Invited authors included Scot Brown, author of “Fighting for US: Maulana Karenga, the US Organization, and Black Cultural Nationalism”; Douglas A. Blackmon, author of “Slavery by Another Name”; and fashion consultant Daisy Lewellyn, author of “In Style With the Queen of Effortless Chic.”

On a panel about a collection of scholarly essays titled “Black Los Angeles: American Dreams and Racial Realities,” Paul Robinson, director of the Medical Geographic Information Systems Laboratory at Charles R. Drew University of Medicine and Science, presented a history of Los Angeles from its founding in 1781 by Spaniards of mostly African descent to the first decade of the 2000s, a time when the cultural fabric of American-born blacks is being challenged by new immigrants from the Caribbean and Africa.

These new immigrants share the same living spaces, he said, but have different cultural backgrounds and social identities.

Leimert Park is a microcosm of those changes.
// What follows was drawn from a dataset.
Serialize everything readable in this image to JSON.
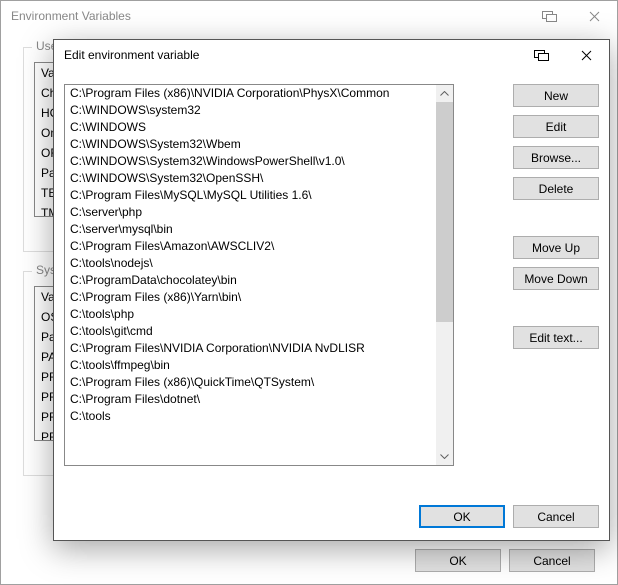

Developed in the late 1920s, the neighborhood was restricted to whites and known for its golf courses and several airstrips. Howard Hughes learned to fly there. The area began attracting African American musicians and artists after the 1965 Watts riots.

The Leimert Park Village shopping district features Jamaican shops and restaurants and Southern-style eateries offering live jazz. The bustling neighborhood surrounding the intersection of West 43rd Place and Degnan Boulevard celebrates Kwanzaa and Christmas and is the last stop on the annual parade honoring Martin Luther King Jr.

Noted philanthropists Bernard and Shirley Kinsey, whose extensive collection of art, books and manuscripts chronicle the African American experience from 1632 to the present, know the area well.

They are coauthors of “The Kinsey Collection,” a 155-page coffee-table edition that Bernard Kinsey said “is more about the African American experience in terms of ‘How we overcame’ than ‘Isn’t it awful?’ ”

Surveying the passersby, many of them with children in tow, Kinsey smiled and said: “I love what I see here today. This is the soul of the African American experience in Los Angeles. We are privileged to be a part of it.”